Want to have your pressing questions answered by Isley Unruh himself? Send all queries HERE, and I will get to them as soon as I can on a future Mailbag Monday!
To put any fears to the contrary to rest right off the bat, Mailbag Monday will NOT be discontinued in this new, less weekly, era of isleyunruh.com! While it might not come on the first Monday of every month, I will nonetheless continue with the feature going forward. It is, after all, an excellent vehicle for talking about myself, one of my favorite pastimes. So, today, we have Nadine, asking me the question that has been on everyone’s mind since I started sharing my thoughts on the internet for to read.
“What is wrong with you?”
-Nadine
Alight, first of all, there is not a goddamn thing wrong with me, I’m the best!
I mean, there is nothing wrong with me aside from some slight narcissism that causes me to say I am the best on a website named after myself, I SUPPOSE. Well, that and a slight inability to self-regulate my desire to foment chaos in the world around me. Oh, and, some slight obsessive-compulsive tendencies when it comes to collecting nerdy shit. And, I guess also some slight overeating issues when it comes to eating “the whole goddamn tub” of ice cream. Also, a slight inability to emotionally “handle my shit” when it comes to processing fucking epic stuff. Or, for that matter, a slight inability to understand the actual meaning of the word “epic.” And, if I must be truly honest, a slight inability to understand the exact meaning of the word “slight.”
BUT, my slight inability to slight my wonderful self aside, Nadine was not asking the question in the broader sense, specifically, she was referring to my newly collected and alphabetized Mini Movie Review section when she sent me today’s question in gchat along with the following screenshot:
You see, from January 2009 to December 2015, I wrote a small review of every single film I watched–no matter how many times I rewatched it, I kept writing new reviews. So, when I collected all these reviews for the new website in one GIANT (it turns out I wrote 1600 movie reviews in those 6 years) list, it had the (unfortunate?) side-effect of showing my readers just exactly how many times I had rewatched certain movies during that time period.
While there are plenty of “this explains so much” moments to be found in my movie watching habits over the last half decade, apparently, for Nadine, what both stuck out to her, and offended her to her very core, was the amount of times I watched Dazed and Confused over that time period.
First of all, 12 times in 6 years is HARDLY a lot. That is, if my math is correct, barely twice a year! And sure, this data doesn’t take into account the great Dazed and Confused rediscovery heyday of 2006, or the viewings over the last year when my website was down, but, does it really matter? We are, after all, talking about the single greatest film of the last 50 years, if anything, 12 viewings is HARDLY enough. How many times have YOU watched it in the last few years? Can you even tell me how many hours of drums one could not handle on strong acid? Or what is the most bitchin’ time one could have in their life? Or the true significance of the Abraham Lincoln dream?
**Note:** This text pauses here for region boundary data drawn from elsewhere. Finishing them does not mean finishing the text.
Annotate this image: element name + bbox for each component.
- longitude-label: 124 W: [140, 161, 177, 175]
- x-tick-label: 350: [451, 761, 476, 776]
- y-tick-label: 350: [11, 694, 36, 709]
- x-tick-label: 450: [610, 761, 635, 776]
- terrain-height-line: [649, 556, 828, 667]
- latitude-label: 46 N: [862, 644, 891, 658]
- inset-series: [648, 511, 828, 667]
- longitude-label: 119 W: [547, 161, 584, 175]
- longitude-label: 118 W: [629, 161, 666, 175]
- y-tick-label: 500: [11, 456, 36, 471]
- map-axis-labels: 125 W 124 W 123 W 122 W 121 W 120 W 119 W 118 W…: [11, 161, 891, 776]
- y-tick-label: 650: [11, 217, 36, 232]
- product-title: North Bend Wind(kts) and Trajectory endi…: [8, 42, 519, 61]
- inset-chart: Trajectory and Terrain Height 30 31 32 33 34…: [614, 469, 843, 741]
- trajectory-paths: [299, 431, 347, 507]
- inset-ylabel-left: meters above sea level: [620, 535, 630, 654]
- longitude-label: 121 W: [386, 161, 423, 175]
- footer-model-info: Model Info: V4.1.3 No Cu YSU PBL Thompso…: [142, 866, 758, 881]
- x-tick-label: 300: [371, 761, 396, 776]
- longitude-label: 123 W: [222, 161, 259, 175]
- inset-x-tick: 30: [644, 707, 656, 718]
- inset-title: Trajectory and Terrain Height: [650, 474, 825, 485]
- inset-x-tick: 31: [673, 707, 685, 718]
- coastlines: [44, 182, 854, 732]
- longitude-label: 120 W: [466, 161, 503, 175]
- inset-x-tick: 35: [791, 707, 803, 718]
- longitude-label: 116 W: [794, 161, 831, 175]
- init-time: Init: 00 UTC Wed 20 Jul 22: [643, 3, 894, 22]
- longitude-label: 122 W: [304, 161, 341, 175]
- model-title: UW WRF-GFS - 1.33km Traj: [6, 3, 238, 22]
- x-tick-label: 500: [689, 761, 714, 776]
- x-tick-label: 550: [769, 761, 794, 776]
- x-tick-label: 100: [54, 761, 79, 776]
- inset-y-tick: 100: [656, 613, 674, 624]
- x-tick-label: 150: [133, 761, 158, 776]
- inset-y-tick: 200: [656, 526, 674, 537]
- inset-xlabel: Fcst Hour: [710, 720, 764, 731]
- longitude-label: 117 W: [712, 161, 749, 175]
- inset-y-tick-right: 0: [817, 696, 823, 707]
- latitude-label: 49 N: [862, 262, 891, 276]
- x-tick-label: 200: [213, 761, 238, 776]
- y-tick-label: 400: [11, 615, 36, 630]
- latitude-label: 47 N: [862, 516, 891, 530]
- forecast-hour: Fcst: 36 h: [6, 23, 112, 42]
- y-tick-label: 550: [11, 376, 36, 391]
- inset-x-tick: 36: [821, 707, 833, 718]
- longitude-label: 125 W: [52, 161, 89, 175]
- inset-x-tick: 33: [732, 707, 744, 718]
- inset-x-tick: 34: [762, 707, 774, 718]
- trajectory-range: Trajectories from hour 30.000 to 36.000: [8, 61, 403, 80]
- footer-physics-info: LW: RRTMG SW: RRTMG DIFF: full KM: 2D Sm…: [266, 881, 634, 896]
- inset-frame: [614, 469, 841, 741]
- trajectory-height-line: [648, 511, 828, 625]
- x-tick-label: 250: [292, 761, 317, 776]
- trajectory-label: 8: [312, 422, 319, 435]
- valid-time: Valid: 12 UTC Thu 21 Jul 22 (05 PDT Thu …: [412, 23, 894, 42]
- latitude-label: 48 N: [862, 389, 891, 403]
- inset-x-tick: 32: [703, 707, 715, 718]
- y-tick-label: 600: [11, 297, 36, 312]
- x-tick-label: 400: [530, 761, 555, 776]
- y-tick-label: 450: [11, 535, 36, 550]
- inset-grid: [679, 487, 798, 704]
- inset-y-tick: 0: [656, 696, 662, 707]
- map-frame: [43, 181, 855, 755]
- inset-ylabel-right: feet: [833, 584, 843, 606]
I am starting to think that maybe you’ve just never gotten past the sniffin’ butt stage when it comes down to truly appreciating the pinnacle of modern film-making.
And, you know, the more I think about it, this is the same bullshit you are always trying to pull. If it ain’t telling me I can’t watch 27 Dresses that many times, there’s some other movie you’re gonna try and shame me for rewatching. I gotta do what Isley Demetrius Unruh wants to do man. Let me tell you this, the older I do get the more rules you’re gonna try to get me to follow. I just gotta keep livin’ man, L-I-V-I-N.
So wipe that face off your head…dominant female monkey motherfucker!
4 Comments
you also ate most of that batch of chocolate chip cookies my mom made me that one time…and the entire pan of brownies at Nadine’s Halloween party that one year…
HashtagNotJustIceCream
I regret nothing, not even inadvertently fellating those popsicles at Nadine’s that one time either.
I’m glad this finally made it into Mailbag Monday after years of asking. I know I’m not the only reader with this question.
Damnit, I’m going back to answering google searches.